Wednesday, 30 May 2012

No bigots here, are there?

A revealing little anecdote on the gay marriage debate.

A couple of weeks ago, I was a guest at a wedding in London.  At the reception, I fell into conversation with another guest whom I had sat next to at the ceremony.  We chatted amiably about this and that, and enquired politely about one another in the way that you do.  I told her I was an Anglican priest; she said she was a Roman Catholic, active in her parish, and what did I think about gay marriage?  I said I was in favour of it.

She said (as I already knew) that Catholics have been asked by their Church hierarchy to lobby against the proposed change, in the context of the Government's consultation on the subject.  In pursuance of this, her parish priest had recently commended to his flock a petition which was available in church for signature after each mass.  "However", he said, "I only want you to sign it if you're not a bigot". The lady to whom I was speaking, not being a bigot, therefore felt able to sign it, and did.  And seemed to feel some satisfaction for having done so.

Now, nobody thinks they are a bigot, do they? Even if they are. This cunning little ruse enabled almost every member of the congregation to to sign as requested, while feeling inwardly and showing outwardly their lack of bigotry in fulfilling the Church's request.

You have to hand it to them.



Monday, 7 May 2012

Reflections from a spring funeral



Last week I said goodbye to an old friend.  


We had met nearly 25 years ago while in working in the same organisation, and had both become - largely through the irrepressible social zeal of the woman who subsequently became his wife - part of an extended and infinitely extendable grouping of colleagues, friends and partners who shared boozy nights, long weekends, idyllic Umbrian holidays and Wednesdays at the Chelsea Flower Show.  Cast to the four winds as we eventually and inevitably were, the ties that bound us were, and remain, real.  Despite our differences, we were for each other known quantities, and there is a necessary comfort in that.
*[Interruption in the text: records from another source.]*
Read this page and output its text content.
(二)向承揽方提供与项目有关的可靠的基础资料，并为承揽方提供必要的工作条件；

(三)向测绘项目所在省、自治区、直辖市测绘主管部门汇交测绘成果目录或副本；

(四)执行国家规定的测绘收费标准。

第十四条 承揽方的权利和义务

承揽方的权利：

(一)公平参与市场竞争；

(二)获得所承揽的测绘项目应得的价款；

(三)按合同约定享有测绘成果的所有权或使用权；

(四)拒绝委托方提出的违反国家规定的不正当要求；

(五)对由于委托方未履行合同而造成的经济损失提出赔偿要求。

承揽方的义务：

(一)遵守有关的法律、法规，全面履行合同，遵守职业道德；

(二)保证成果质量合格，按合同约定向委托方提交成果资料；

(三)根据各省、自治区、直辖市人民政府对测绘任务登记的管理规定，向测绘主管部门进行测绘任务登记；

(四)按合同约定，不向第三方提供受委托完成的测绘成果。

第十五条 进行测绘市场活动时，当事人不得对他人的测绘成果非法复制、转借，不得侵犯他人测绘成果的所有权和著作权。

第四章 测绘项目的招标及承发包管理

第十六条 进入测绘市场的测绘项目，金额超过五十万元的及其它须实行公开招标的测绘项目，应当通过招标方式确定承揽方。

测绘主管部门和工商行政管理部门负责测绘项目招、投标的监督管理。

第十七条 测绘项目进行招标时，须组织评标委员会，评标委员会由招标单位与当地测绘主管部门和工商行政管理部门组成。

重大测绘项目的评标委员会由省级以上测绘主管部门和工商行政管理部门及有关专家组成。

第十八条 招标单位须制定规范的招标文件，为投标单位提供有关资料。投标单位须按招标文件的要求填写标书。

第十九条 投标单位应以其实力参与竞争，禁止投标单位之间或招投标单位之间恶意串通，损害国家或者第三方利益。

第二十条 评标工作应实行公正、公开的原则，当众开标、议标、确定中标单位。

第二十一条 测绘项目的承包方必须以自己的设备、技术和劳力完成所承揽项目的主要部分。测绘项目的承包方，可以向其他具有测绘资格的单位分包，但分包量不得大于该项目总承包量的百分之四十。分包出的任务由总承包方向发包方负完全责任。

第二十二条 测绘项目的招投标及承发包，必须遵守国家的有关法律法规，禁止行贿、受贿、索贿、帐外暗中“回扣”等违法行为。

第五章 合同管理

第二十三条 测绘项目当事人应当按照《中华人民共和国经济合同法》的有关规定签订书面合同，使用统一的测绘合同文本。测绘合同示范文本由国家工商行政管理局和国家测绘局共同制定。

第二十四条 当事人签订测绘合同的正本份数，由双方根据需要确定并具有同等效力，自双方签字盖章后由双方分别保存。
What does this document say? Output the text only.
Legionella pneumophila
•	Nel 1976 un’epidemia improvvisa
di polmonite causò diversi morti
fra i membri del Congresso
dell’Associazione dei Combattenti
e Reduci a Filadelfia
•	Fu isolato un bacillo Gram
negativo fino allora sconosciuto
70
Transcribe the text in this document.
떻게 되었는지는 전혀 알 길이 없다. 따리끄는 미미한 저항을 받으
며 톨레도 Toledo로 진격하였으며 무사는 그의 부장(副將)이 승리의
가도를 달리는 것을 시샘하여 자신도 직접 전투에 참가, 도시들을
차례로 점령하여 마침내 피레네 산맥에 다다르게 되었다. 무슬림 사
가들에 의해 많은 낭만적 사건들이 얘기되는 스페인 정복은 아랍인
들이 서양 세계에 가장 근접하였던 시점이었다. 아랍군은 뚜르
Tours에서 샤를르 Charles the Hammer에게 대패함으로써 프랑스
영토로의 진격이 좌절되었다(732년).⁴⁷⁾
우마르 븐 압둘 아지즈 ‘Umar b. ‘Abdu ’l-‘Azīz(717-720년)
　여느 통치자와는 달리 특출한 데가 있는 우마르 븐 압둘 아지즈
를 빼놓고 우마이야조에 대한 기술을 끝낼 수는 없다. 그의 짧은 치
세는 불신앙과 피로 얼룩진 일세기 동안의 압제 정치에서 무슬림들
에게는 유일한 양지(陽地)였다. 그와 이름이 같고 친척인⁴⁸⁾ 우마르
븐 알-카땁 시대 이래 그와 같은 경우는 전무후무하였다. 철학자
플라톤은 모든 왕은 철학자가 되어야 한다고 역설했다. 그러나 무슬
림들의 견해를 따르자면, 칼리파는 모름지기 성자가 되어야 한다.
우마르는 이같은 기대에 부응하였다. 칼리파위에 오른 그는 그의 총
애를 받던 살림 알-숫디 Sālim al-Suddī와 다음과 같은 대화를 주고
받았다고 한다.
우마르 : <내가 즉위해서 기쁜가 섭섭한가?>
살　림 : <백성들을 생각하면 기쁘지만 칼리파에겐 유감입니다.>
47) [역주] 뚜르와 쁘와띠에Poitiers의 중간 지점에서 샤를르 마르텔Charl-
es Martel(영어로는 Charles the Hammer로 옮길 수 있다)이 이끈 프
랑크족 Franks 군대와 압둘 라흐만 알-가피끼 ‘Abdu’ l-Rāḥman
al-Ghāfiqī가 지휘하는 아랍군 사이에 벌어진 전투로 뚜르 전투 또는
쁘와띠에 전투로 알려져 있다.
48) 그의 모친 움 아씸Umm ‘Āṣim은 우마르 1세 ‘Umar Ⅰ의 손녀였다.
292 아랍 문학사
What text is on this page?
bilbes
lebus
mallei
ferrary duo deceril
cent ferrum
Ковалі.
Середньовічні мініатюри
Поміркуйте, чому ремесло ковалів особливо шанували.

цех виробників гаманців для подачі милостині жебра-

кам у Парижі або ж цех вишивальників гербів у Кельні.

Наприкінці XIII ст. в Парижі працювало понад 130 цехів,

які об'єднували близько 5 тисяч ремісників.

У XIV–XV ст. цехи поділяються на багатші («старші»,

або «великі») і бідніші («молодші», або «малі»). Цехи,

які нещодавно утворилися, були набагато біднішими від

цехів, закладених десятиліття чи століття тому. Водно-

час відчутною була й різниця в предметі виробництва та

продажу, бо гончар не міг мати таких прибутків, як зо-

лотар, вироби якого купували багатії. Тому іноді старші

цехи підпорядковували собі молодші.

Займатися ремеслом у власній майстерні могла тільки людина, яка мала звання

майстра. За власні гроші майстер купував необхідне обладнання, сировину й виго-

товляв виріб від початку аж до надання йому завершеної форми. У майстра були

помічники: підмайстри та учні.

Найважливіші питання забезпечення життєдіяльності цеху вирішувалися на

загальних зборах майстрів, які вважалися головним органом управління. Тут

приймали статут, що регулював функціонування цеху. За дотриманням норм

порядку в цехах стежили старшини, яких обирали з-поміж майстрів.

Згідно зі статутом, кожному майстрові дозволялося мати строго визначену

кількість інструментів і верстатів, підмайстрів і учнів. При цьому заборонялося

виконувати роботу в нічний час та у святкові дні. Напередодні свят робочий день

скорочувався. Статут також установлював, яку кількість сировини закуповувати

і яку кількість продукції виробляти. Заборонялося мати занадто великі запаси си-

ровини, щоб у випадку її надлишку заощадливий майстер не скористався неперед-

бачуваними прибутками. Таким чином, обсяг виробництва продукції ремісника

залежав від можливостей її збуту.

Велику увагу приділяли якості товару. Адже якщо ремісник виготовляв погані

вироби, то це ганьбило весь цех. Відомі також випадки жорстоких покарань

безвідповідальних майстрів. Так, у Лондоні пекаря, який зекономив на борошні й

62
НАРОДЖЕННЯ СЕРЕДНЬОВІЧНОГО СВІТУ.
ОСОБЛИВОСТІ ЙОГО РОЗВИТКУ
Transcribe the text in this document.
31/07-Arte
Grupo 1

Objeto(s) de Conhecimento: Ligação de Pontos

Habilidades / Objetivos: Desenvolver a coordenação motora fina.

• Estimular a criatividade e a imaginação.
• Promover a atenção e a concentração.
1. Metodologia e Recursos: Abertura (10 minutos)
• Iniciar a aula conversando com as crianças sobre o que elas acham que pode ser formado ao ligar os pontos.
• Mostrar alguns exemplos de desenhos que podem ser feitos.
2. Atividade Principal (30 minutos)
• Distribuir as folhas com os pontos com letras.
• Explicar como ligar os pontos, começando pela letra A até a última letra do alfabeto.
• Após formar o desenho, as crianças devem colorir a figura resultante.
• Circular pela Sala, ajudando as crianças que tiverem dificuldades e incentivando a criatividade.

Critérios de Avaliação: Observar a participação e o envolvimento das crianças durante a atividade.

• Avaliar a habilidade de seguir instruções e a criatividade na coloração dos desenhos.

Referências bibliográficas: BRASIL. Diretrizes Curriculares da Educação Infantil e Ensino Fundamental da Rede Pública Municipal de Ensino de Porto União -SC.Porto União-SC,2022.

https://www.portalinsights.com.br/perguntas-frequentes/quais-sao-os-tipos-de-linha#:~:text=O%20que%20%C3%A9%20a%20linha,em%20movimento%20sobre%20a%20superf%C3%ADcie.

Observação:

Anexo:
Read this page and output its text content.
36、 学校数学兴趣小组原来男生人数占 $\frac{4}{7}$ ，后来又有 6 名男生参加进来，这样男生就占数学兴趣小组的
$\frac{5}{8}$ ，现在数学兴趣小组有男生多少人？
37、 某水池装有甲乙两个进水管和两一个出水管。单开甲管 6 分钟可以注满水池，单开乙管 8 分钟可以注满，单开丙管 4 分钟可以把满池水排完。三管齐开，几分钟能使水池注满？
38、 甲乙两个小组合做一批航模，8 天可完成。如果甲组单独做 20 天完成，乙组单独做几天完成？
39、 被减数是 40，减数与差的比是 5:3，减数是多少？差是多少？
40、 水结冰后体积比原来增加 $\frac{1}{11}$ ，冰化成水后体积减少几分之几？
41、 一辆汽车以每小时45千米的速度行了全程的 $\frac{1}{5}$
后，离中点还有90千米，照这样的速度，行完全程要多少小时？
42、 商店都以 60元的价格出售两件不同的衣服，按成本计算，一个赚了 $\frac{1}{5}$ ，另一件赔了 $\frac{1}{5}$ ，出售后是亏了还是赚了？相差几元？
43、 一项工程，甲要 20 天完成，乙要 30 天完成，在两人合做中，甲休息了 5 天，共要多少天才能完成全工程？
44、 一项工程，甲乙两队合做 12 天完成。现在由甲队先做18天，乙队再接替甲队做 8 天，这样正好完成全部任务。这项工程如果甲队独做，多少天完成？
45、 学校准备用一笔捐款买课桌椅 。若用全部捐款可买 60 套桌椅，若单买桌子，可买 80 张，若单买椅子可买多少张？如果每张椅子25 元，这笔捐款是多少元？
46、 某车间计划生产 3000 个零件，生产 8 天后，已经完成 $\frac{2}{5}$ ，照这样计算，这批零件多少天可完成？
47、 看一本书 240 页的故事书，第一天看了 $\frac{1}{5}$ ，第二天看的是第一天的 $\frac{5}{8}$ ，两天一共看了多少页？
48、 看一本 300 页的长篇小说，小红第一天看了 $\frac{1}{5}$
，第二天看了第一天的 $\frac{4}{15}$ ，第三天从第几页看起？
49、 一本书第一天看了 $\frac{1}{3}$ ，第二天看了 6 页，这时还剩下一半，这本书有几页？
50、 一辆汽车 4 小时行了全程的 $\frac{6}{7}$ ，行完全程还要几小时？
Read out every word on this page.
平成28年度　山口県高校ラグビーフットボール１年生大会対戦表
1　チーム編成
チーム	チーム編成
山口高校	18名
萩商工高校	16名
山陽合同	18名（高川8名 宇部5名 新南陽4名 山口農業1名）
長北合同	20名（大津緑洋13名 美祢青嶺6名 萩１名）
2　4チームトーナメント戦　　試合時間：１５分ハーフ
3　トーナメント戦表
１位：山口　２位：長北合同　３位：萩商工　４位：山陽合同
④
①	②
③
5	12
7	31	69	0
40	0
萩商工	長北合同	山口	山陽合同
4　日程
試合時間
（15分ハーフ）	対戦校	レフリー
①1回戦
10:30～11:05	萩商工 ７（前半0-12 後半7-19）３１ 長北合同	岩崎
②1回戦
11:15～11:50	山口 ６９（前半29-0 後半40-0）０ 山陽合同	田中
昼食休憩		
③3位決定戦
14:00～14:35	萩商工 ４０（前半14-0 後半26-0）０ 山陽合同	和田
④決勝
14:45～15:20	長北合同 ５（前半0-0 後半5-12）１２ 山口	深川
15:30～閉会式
Those differences included matters of religion.  My friend was a convinced atheist.  He was a rationalist to his fingertips: any proposition that did not conform to principles of human reason, that could not be shown to be true, was by definition superstition and to be resisted.  He believed that religion was, in the main, a force for ill.  He thought the Church, at best, rather ridiculous. Yet he was by no means intolerant of those - including me - who saw things differently.  He was highly intelligent and humane; and as I underwent ministerial formation and ordination, he maintained a genuine interest in my progress and my life as a deacon and then a priest.


For my part, I see atheism as a logical and entirely respectable position to hold.  If you regard human reason as the ultimate arbiter of what may or may not be true; if you can conceive of the existence of nothing above or beyond it; and if you are not disposed to accept a reality that you cannot personally discern, then atheism is where you are likely to end up.  All perfectly reasonable as far as I can see. My own belief is that this form of humanism elevates us to the status of little gods, and that that really is the root of all evil.  But he and I shared, I think, an understanding of humanity's fallibility: that, however firmly held, however well thought-through, however cherished my convictions about anything - I might just be mistaken.  And we live in a post-modern, philosophically anti-realist age, in which no individual's opinion is of inherently greater value than another's.  He and I knew we differed in this matter, and it was never a source of conflict between us.


He died young, of cancer.  His funeral was to be led by a (secular) humanist minister - styled, slightly ironically it seemed to me, "celebrant" - and I was asked to speak.  I knew that my words would need to be carefully judged: this was an emphatically non-religious service, and as a matter of courtesy to him, his wife and family, there was no question of my saying anything of the kind that I would say at a Christian funeral.  I was not unduly disturbed by this: I could see that, under the circumstances, something overtly religious would have jarred, and everybody would be feeling jarred enough.


But then I got a message from his a member of his family, the burden of which was that they would prefer it if I did not wear a clerical collar at the funeral. I confess my back went up at this: not only was I not to say anything "religious" (and in fact had not planned to), I was not even to look as if I might.  They could not be expected to understand that, for a clergyperson of my tradition, a clerical collar is not a statement of my convictions, even less my occupation: it is an expression of who I am.  And so I imagine they would not have realised that they were saying that it was I, personally, who was not acceptable to them.


I did briefly and indignantly wonder if they would have said the same to a rabbi or an imam should any such have been expected to speak, then decided to - as the current argot has it - get over myself.  I wore a black suit and tie, and ended up looking like one of the undertakers.


I said my piece, which included this - which no more than hints at the possibility of a non-physical world.  I was struck afterwards by the number of mourners who asked me about it, apparently wanting me to go further.  Almost none of these were religious people in the conventional sense; but they seemed to need the assurance of a supernatural reality.  I suspect this is hard-wired in us (see this); and that to be "religious" is simply to be human.


What is being rejected by many is perhaps not religion per se, but rather dogma and revealed truth.  The challenge for the Church, I now see more clearly, is how it engages with that.